Amylia receives daily updates from her family and chats with her friends regularly on messaging apps to keep herself updated with the situation in Singapore.


“I’m still going to work as per normal, except that I now report at 7.30am instead of 8am. It was an option given by the company to adjust our working hours to avoid the peak period. Ironically, it seems that more people have adjusted their working hours because it feels more crowded during my commute these days,” said Amylia.

“I guess the only thing I needed to cope with was the loneliness since I live alone. Not being able to go out much for social activities has been challenging, but my sister has been video-calling me every night to show me how her cat is doing, which is quite comforting.”

Looking forward to life after COVID-19

Since Azimah and Amylia may not be able to return to Singapore any time soon, what do they miss most about home?

Amylia shared: “The one thing I really miss about working in Singapore is medical leave. I never realised how lucky we were to have 14 days of paid medical leave and about 30 days of hospitalisation leave.

“Unfortunately, there’s no concept of medical leave here. I’d drag myself to work even when I’m sick, unless I literally cannot get out of bed. I’ll have to use my annual leave to take the day off.”
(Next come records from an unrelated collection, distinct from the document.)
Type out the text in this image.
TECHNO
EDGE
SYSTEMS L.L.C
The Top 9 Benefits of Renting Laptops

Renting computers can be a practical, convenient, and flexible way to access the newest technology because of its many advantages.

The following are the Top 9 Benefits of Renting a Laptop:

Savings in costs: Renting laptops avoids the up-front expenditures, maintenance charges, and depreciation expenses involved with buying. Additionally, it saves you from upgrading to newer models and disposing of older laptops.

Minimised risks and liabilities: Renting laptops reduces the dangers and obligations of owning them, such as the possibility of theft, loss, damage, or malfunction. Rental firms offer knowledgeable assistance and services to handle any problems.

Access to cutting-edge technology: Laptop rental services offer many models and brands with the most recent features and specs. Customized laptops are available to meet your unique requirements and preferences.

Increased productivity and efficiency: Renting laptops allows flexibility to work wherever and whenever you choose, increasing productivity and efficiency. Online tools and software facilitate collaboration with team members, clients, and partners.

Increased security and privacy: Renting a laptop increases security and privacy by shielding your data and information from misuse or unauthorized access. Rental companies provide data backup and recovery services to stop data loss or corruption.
Meanwhile, Azimah yearns to meet her family and friends in Singapore once the situation eases.

“I might not be able to come home for my sister’s wedding in July and I’m kinda sad about that. I’m still hopeful that it will work out. I’ve been meaning to come back some time this year, but I don’t know if that’s going to happen.”

With Hari Raya coming up in May, Amylia hopes to bask in the festivities with her loved ones at home.

“I’m worried that this situation won’t improve any time soon and it’ll be difficult to fly home for Hari Raya. I just want to be able to spend time with my family this Hari Raya,” said Amylia.


Amylia remains hopeful about being able to meet her family in the next few months.


“Also, Singapore’s election season is coming and I’ve registered myself as an overseas voter in Tokyo, which is our nearest polling station.

“But I’m not sure if we’ll be able to travel to Japan then without being stuck in quarantine.”